China wind power: big fan
Wind turbines in operation at China's largest wind farm just outside Urumqi, Xinjiang on Thursday, September 14, 2006.

Not even the all-powerful Chinese Communist party can make the wind blow

China’s wind farms have long had a cloud hanging over them: not enough of their clean energy is consumed. That seems odd; a combination of rapid urbanisation and thousands of coal-fired power stations makes for severe pollution problems, which the state is desperate to reduce. A change in government regulations should improve matters for hard-pressed renewable generators but it will not solve all their problems. 

The National Energy Administration has done its bit for pollution reduction by encouraging renewable energy, mostly wind power, through favourable tariff structures. Last year, wind accounted for about 4 per cent of total generation and is due to more than double by 2020.

But the NEA faces two big challenges. One is obvious: not even the all-powerful Chinese Communist party can make the wind blow. The other is that while regional networks are required to accept power produced from wind farms, some regional grids nevertheless refuse. In the north-western provinces of Xinjiang and Gansu, almost half of the wind power offered by generators was rejected (or “curtailed”) in the first three months of this year. Wind power specialists such as China Longyuan Power and Huaneng Renewables, which have borrowed heavily to invest in construction, complained bitterly. Their shares have trailed broader market indices for years. 

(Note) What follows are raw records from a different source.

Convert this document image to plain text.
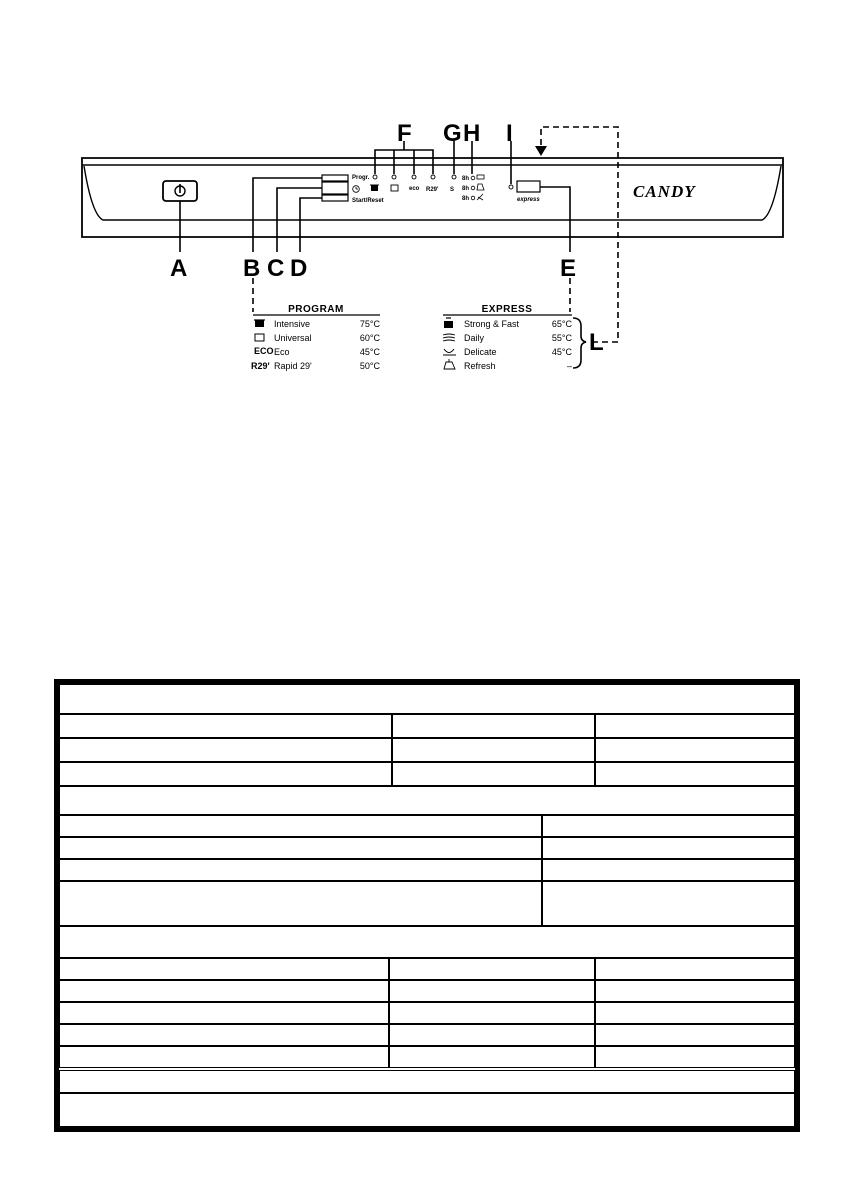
Progr.
Start/Reset
eco R29' S
8h
8h
8h	express	CANDY
A B C D	E
F G H I
L
PROGRAM
Intensive	75°C
Universal	60°C
ECO Eco	45°C
R29' Rapid 29'	50°C
EXPRESS
Strong & Fast	65°C
Daily	55°C
Delicate	45°C
Refresh	–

After repeated warnings, the NEA this week required nine provinces with the highest curtailment rates to use an average of a fifth more wind power than last year. That matters; these areas contain at least 60 per cent of the two companies’ wind capacity. Shares in all the listed wind farms bounced sharply on Wednesday. Reducing curtailments should improve their earnings. And they need the cash flow — net debt levels look scary at more than 5 times earnings before interest, tax, depreciation and amortisation, partly explaining very low valuations. 

But remember that the curtailments occur for a reason. Coal-fired generators, too, do not run at full capacity because the economic slowdown has reduced demand for power. And exporting wind power to populous coastal regions, as Xinjiang requires, just means competing with the wind farm projects over there. China’s government cannot simply wave away its wind industry’s problems.